Apophyseal Avulsion Injuries
Age is an important factor in determining the weakest point along the myotendinous unit. In skeletally immature individuals, the apophyseal growth plate represents the weakest point along the myotendinous unit and is frequently the site of injury. As the force generated by muscle exceeds the attachment of the apophysis to the skeleton, an apophyseal avulsion injury results.

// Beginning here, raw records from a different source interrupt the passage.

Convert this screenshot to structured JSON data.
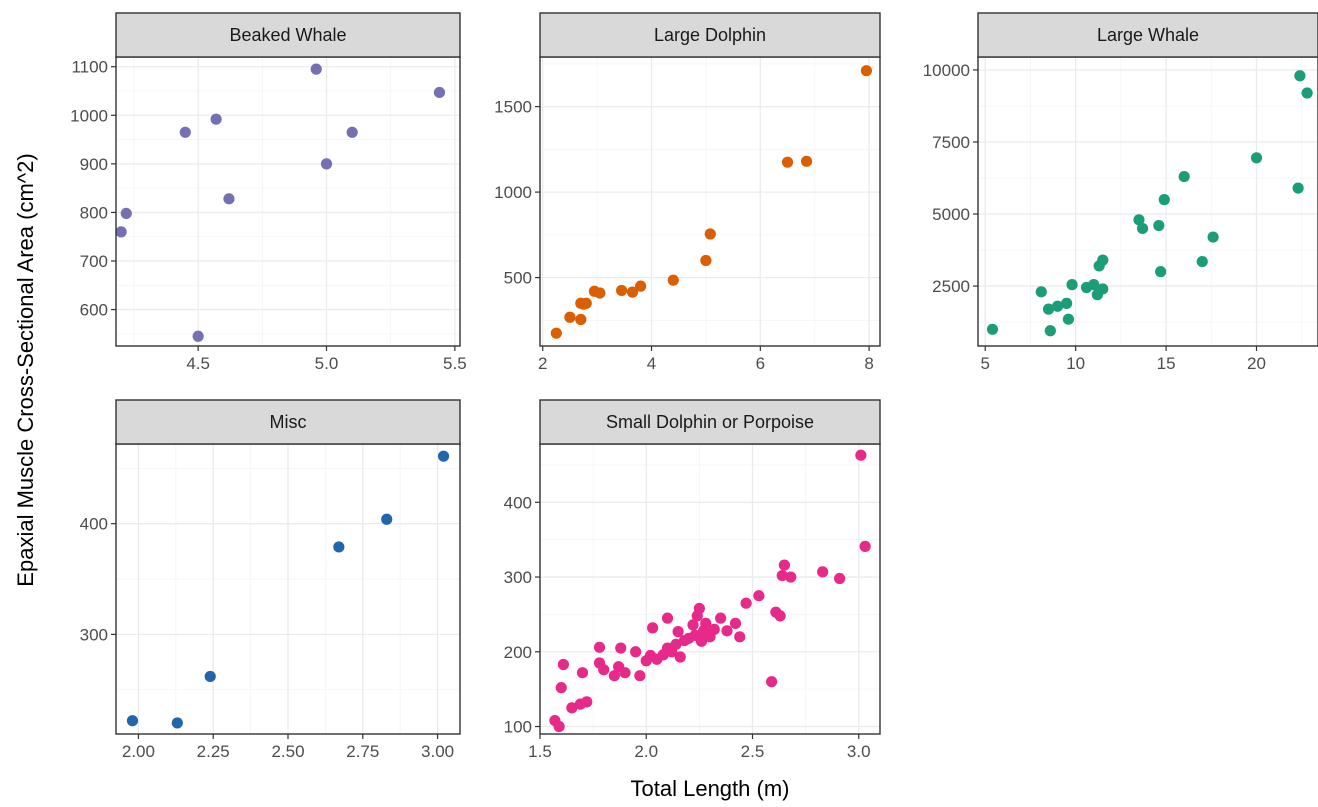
{
  "chart_data": {
    "type": "scatter",
    "xlabel": "Total Length (m)",
    "ylabel": "Epaxial Muscle Cross-Sectional Area (cm^2)",
    "grid": true,
    "panels": [
      {
        "title": "Beaked Whale",
        "color": "#7570b3",
        "xlim": [
          4.18,
          5.52
        ],
        "ylim": [
          525,
          1120
        ],
        "xticks": [
          4.5,
          5.0,
          5.5
        ],
        "xtick_labels": [
          "4.5",
          "5.0",
          "5.5"
        ],
        "yticks": [
          600,
          700,
          800,
          900,
          1000,
          1100
        ],
        "ytick_labels": [
          "600",
          "700",
          "800",
          "900",
          "1000",
          "1100"
        ],
        "points": [
          [
            4.2,
            760
          ],
          [
            4.22,
            798
          ],
          [
            4.45,
            965
          ],
          [
            4.5,
            545
          ],
          [
            4.57,
            992
          ],
          [
            4.62,
            828
          ],
          [
            4.96,
            1095
          ],
          [
            5.0,
            900
          ],
          [
            5.1,
            965
          ],
          [
            5.44,
            1047
          ]
        ]
      },
      {
        "title": "Large Dolphin",
        "color": "#d95f02",
        "xlim": [
          1.95,
          8.2
        ],
        "ylim": [
          100,
          1790
        ],
        "xticks": [
          2,
          4,
          6,
          8
        ],
        "xtick_labels": [
          "2",
          "4",
          "6",
          "8"
        ],
        "yticks": [
          500,
          1000,
          1500
        ],
        "ytick_labels": [
          "500",
          "1000",
          "1500"
        ],
        "points": [
          [
            2.25,
            175
          ],
          [
            2.5,
            268
          ],
          [
            2.7,
            255
          ],
          [
            2.7,
            350
          ],
          [
            2.75,
            345
          ],
          [
            2.8,
            350
          ],
          [
            2.95,
            420
          ],
          [
            3.05,
            410
          ],
          [
            3.45,
            425
          ],
          [
            3.65,
            415
          ],
          [
            3.8,
            450
          ],
          [
            4.4,
            485
          ],
          [
            5.0,
            600
          ],
          [
            5.08,
            755
          ],
          [
            6.5,
            1175
          ],
          [
            6.85,
            1180
          ],
          [
            7.95,
            1710
          ]
        ]
      },
      {
        "title": "Large Whale",
        "color": "#1b9e77",
        "xlim": [
          4.6,
          23.4
        ],
        "ylim": [
          420,
          10450
        ],
        "xticks": [
          5,
          10,
          15,
          20
        ],
        "xtick_labels": [
          "5",
          "10",
          "15",
          "20"
        ],
        "yticks": [
          2500,
          5000,
          7500,
          10000
        ],
        "ytick_labels": [
          "2500",
          "5000",
          "7500",
          "10000"
        ],
        "points": [
          [
            5.4,
            1000
          ],
          [
            8.1,
            2300
          ],
          [
            8.5,
            1700
          ],
          [
            8.6,
            950
          ],
          [
            9.0,
            1800
          ],
          [
            9.5,
            1900
          ],
          [
            9.6,
            1350
          ],
          [
            9.8,
            2550
          ],
          [
            10.6,
            2450
          ],
          [
            11.0,
            2550
          ],
          [
            11.2,
            2200
          ],
          [
            11.3,
            3200
          ],
          [
            11.5,
            2400
          ],
          [
            11.5,
            3400
          ],
          [
            13.5,
            4800
          ],
          [
            13.7,
            4500
          ],
          [
            14.6,
            4600
          ],
          [
            14.7,
            3000
          ],
          [
            14.9,
            5500
          ],
          [
            16.0,
            6300
          ],
          [
            17.0,
            3350
          ],
          [
            17.6,
            4200
          ],
          [
            20.0,
            6950
          ],
          [
            22.3,
            5900
          ],
          [
            22.4,
            9800
          ],
          [
            22.8,
            9200
          ]
        ]
      },
      {
        "title": "Misc",
        "color": "#2166ac",
        "xlim": [
          1.925,
          3.075
        ],
        "ylim": [
          210,
          472
        ],
        "xticks": [
          2.0,
          2.25,
          2.5,
          2.75,
          3.0
        ],
        "xtick_labels": [
          "2.00",
          "2.25",
          "2.50",
          "2.75",
          "3.00"
        ],
        "yticks": [
          300,
          400
        ],
        "ytick_labels": [
          "300",
          "400"
        ],
        "points": [
          [
            1.98,
            222
          ],
          [
            2.13,
            220
          ],
          [
            2.24,
            262
          ],
          [
            2.67,
            379
          ],
          [
            2.83,
            404
          ],
          [
            3.02,
            461
          ]
        ]
      },
      {
        "title": "Small Dolphin or Porpoise",
        "color": "#e7298a",
        "xlim": [
          1.5,
          3.1
        ],
        "ylim": [
          90,
          478
        ],
        "xticks": [
          1.5,
          2.0,
          2.5,
          3.0
        ],
        "xtick_labels": [
          "1.5",
          "2.0",
          "2.5",
          "3.0"
        ],
        "yticks": [
          100,
          200,
          300,
          400
        ],
        "ytick_labels": [
          "100",
          "200",
          "300",
          "400"
        ],
        "points": [
          [
            1.57,
            108
          ],
          [
            1.59,
            100
          ],
          [
            1.6,
            152
          ],
          [
            1.61,
            183
          ],
          [
            1.65,
            125
          ],
          [
            1.69,
            130
          ],
          [
            1.7,
            172
          ],
          [
            1.72,
            133
          ],
          [
            1.78,
            206
          ],
          [
            1.78,
            185
          ],
          [
            1.8,
            176
          ],
          [
            1.85,
            168
          ],
          [
            1.87,
            180
          ],
          [
            1.88,
            205
          ],
          [
            1.9,
            172
          ],
          [
            1.95,
            200
          ],
          [
            1.97,
            168
          ],
          [
            2.0,
            188
          ],
          [
            2.02,
            195
          ],
          [
            2.03,
            232
          ],
          [
            2.05,
            190
          ],
          [
            2.08,
            196
          ],
          [
            2.1,
            205
          ],
          [
            2.1,
            245
          ],
          [
            2.12,
            200
          ],
          [
            2.14,
            210
          ],
          [
            2.15,
            227
          ],
          [
            2.16,
            193
          ],
          [
            2.18,
            215
          ],
          [
            2.2,
            218
          ],
          [
            2.22,
            236
          ],
          [
            2.23,
            222
          ],
          [
            2.24,
            248
          ],
          [
            2.25,
            258
          ],
          [
            2.26,
            214
          ],
          [
            2.27,
            228
          ],
          [
            2.28,
            238
          ],
          [
            2.3,
            220
          ],
          [
            2.32,
            230
          ],
          [
            2.35,
            245
          ],
          [
            2.38,
            228
          ],
          [
            2.42,
            238
          ],
          [
            2.44,
            220
          ],
          [
            2.47,
            265
          ],
          [
            2.53,
            275
          ],
          [
            2.59,
            160
          ],
          [
            2.61,
            253
          ],
          [
            2.63,
            248
          ],
          [
            2.64,
            302
          ],
          [
            2.65,
            316
          ],
          [
            2.68,
            300
          ],
          [
            2.83,
            307
          ],
          [
            2.91,
            298
          ],
          [
            3.01,
            463
          ],
          [
            3.03,
            341
          ]
        ]
      }
    ]
  }
}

The most frequent sites of apophyseal avulsion injuries occur around the pelvis ( Box 12-3 ). Avulsion of the ischial apophysis by the hamstrings is common in dancers and runners. Other common sites associated with sprinting and kicking sports include the anterosuperior and anteroinferior iliac spines. Patients typically present with loss of function and localized tenderness at the avulsive injury site.
SITE OF TENDON-BONE ATTACHMENT
Anterior superior iliac spine
Anterior inferior iliac spine
Ischial tuberosity
Lesser trochanter of femur
Greater trochanter of femur
MUSCLE
Sartorius
Rectus femoris
Hamstrings (semimembranosus, semitendinosis, biceps femoris)
Iliopsoas
Gluteus medius
Familiarity with the anatomy of the major tendinous attachments sites to bone is indispensable in arriving at the correct diagnosis. In the acute phase, radiography is often diagnostic ( Figure 12-3 ). A displaced apophyseal fracture fragment is usually evident unless the apophysis is not yet ossified or is only minimally displaced. In this instance, MRI may be beneficial. The findings on MRI are along a spectrum depending on the timing and severity of the injury. In minimally displaced avulsive injuries, localized edema with increased T2 hyperintense fluid signal cleft at the apophyseal junction might be the only indication of an injury ( Figure 12-4 ). As the degree of displacement increases, abnormal signal in the muscle and surrounding soft tissues from hematoma and inflammation can be quite striking. Displaced bone fragments can also sometimes be difficult to identify by MRI alone.